The tender offer is subject to the condition that ASTM will hold directly through the tender offer or as a consequence of possible acquisitions made outside the tender offer an aggregate stake of at least 66.693% of SIAS share capital and that no events shall have occurred that would distort the valuation of the merger. Aurelia S.r.l. has the right to contribute to the tender offer and/or transfer to ASTM, outside the context of the tender offer, shares representing approximately 1.88% stake in SIAS, at a per-share price equal to the price offered by ASTM within the context of the tender offer. The Boards of Directors of ASTM and SIAS have approved the merger based on prior positive opinion of their respective committees. Consob approved the offer document relating to the voluntary partial public tender offer. As of July 26, 2019, the minimum tender condition has occurred. The tender period of the Offer will begin on July 8, 2019 and will end on July 26, 2019. If at the end of the Tender Period, the number of SIAS shares tendered to the Offer is lower than the maximum number of 11.4 million and the conditions to the Offer provided for in the Offer Document have been occurred or have been waived, the Tender Period will be re-opened for five trading days starting from the day following the Payment Date, and thus, subject to extension of the Tender Period, on 5, 6, 7, 8 and 9 August 2019. The transactions are expected to complete by the end of 2019. As of July 26, 2019, the Tender Period will not be reopened.

Lazard served as the financial advisor to Nuova Argo on the deal.
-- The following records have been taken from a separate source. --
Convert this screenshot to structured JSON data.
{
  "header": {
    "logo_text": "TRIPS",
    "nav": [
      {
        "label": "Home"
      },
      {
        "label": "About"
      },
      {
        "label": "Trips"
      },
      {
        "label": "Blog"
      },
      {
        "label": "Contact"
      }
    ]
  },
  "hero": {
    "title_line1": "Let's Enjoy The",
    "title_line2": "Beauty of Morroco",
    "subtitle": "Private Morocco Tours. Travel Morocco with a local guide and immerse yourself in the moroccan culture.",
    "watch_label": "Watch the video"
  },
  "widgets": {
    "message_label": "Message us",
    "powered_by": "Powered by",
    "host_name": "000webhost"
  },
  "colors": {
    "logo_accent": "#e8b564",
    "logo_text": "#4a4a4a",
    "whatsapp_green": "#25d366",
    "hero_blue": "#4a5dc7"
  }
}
J.P. Morgan Securities plc and UniCredit acted as financial advisors and Chiomenti Studio Legale acted as legal advisor for ASTM. Professor Alberto Dello Strologo acted as financial advisor to the committee for transaction with related parties of ASTM. Mediobanca – Banca di Credito Finanziario S.p.A. and Société Générale, Milan Branch acted as financial advisors and BonelliErede acted as legal advisor for the Board of Directors of SIAS. Professor Andrea Zoppini acted as legal advisor of the independent directors, Gianni Origoni Grippo Cappelli & Partners acted as legal advisor of the committee for transactions with related parties and Professor Enrico Laghi acted as financial advisor of the committee for transactions with related parties, as well as of the independent directors of SIAS.

ASTM S.p.A. (BIT:AT) completed the acquisition of an additional 5% stake in Società Iniziative Autostradali e Servizi S.p.A. (BIT:SIS) (‘SIAS') on August 1, 2019. Since the number of shares tendered to the offer is higher than the maximum number of the shares subject to the offer, the tendered shares will be allocated according to the pro-rata method described in the offer document. Therefore, ASTM will purchase 11,376,796 SIAS Shares, for a total value of €199.09 million, while the remaining No. 12,979,565 SIAS shares tendered to the offer, which will not be purchased in the context of the offer as a result of the allocation, will be returned to the relevant shareholders, without any costs or other expenses, on 2 August 2019.